It’s Simon Cowell’s last year on American Idol, and he just does not give a fuck anymore. And so, an Idol first last night: After bubbly nonentity Didi Benami got finished with a particularly godawful performance, I’m pretty sure I heard a microphone catching Cowell muttering something about this being a “really bad show”, thus marking the first time he’s ever been full-on across-the-board merciless toward the show that pays his bills. The funny thing: He was sort of wrong.
True, last night had plenty of total stinkbombs, most of which came during the same particularly dispiriting stretch. Benami unforgivably sang around the melody on Bill Withers’ “Lean on Me”, shoehorning in tons of extra notes that shouldn’t have been there. This is exactly what you don’t want to do with a song that actually means something to people, and the judges were accordingly bloodthirsty. (Benami’s secrets week secret: She meows. Oof.) Teenage striver Katie Stevens, who brings an uncomfortable Tracy Flick vibe to everything she does, sang “Put Your Records On”, one of the worst songs in the history of the universe, and her version was exactly as appalling as every other version. (Katie’s secret: She can say “give me a kiss” in six languages.
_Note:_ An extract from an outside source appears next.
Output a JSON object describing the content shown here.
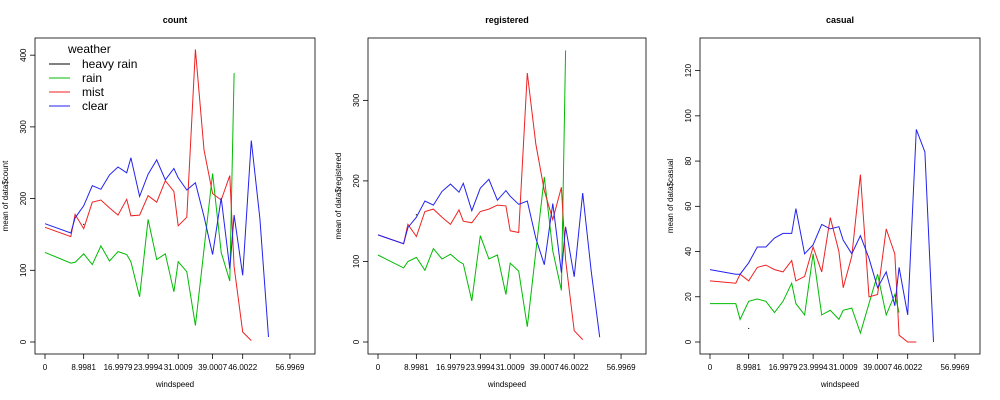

Yeah, that’s really it.) Michelle Delamor (secret: kids’ choir) sang a Creed song and wore those weird gloves that are all finger and no glove, which is about the worst combination I can imagine. Poor little Haeley Vaughn (secret: Etsy) just seems lost, and she’s apparently somehow developed a lisp since last week. Lots of dead weight to clear out here, and sometimes it’s like the Royal Rumble before Undertaker inevitably rushes the ring and tosses out six dudes in quick succession.
But the show’s biggest problem was actually a pretty good problem to have: Every performance existed squarely in the shadow of the night’s first song, which Crystal Bowersox just fucking bodied. (Crystal’s secret: She’s a twin, which either makes her Undertaker or Kane; I can’t figure out which yet.) This week, the whole show got switched around to account for some sudden mysterious illness that Bowersox had, and it was weird how the judges and Ryan Seacrest all danced around the particulars of what happened. But with her intense, churchy take on Creedence’s “Long As I Can See the Light,” Bowersox proved that she was probably worth all the schedule rearrangements. She left a smoking crater at the outset of the show, and nothing I’ve seen this season has really approached it. Nobody else had a chance.
People tried, though. Stalker-Blossom Siobhan Magnus (secret: once had a mohawk) actually didn’t come across quite stalkery enough; her version of Aretha Franklin’s “Think” lacked the riled-up intensity that the song demands. But her one big final note, a feral cat-screech that came out of nowhere and frankly astounded me, went a long way toward redeeming everything else. Paige Miles (secret: likes to color) sang Kelly Clarkson’s “Walk Away”, a smart left-field choice for a soul belter. She had trouble keeping up early on, but she built up to something pretty cathartic. Katelyn Epperly (secret: studied recording engineering) jammed some ill-advised big notes into Coldplay deep cut “The Scientist” but still came through with a pretty nicely understated take on the song. Lacey Brown (secret: Etsy again) looks more and more like Annie Potts in Ghostbusters 2 every week, which I’m pretty sure was a good thing. It was pretty lame how she sang “Kiss Me,” the exact song Kara suggested, a week after Kara suggested it, but she actually came across flirty singing it, something Idol contestants almost never successfully pull off. I didn’t like how the judges shitted all over her.
“Kiss Me,” it turned out, was a good suggestion, and the judges have been almost shockingly on-point this week. They’ve figured out, once again, that Simon should always talk last, which does away with some of last week’s awkwardness. They’ve ironed out some of their weird chemistry problems. Ellen’s gotten a little more comfortable telling jokes. Kara, unbearable early on, has mostly stopped mugging for attention and mostly started dispensing sharp and insightful advice. (About time someone called Idol contestants out on smiling during sad/angry songs.) Randy Jackson still never says anything, but even Cowell’s not quite phoning it in, his evident distaste for this particular night notwithstanding.
But other than Bowersox, my favorite of the night was Lilly Scott, someone the judges have no idea how to process. (Jackson invoked Bjork, and his pronunciation was so weird that I had to rewind to figure out what he was saying.) Scott’s secret was that she plays Moog, pronouncing it right and everything, and my wife Bridget nailed her deal exactly: She’s what would happen if Joanna Newsom tried out for Idol. Pretty fascinating cultural experiment! This week, Scott sang Sam Cooke’s “A Change Is Gonna Come,” a song fifteen bazillion times too big for her, and managed not to embarrass herself too bad. And it’ll be fun to watch the judges spend the season tripping over themselves figuring out how to praise her, whatever goofy ideas she attempts.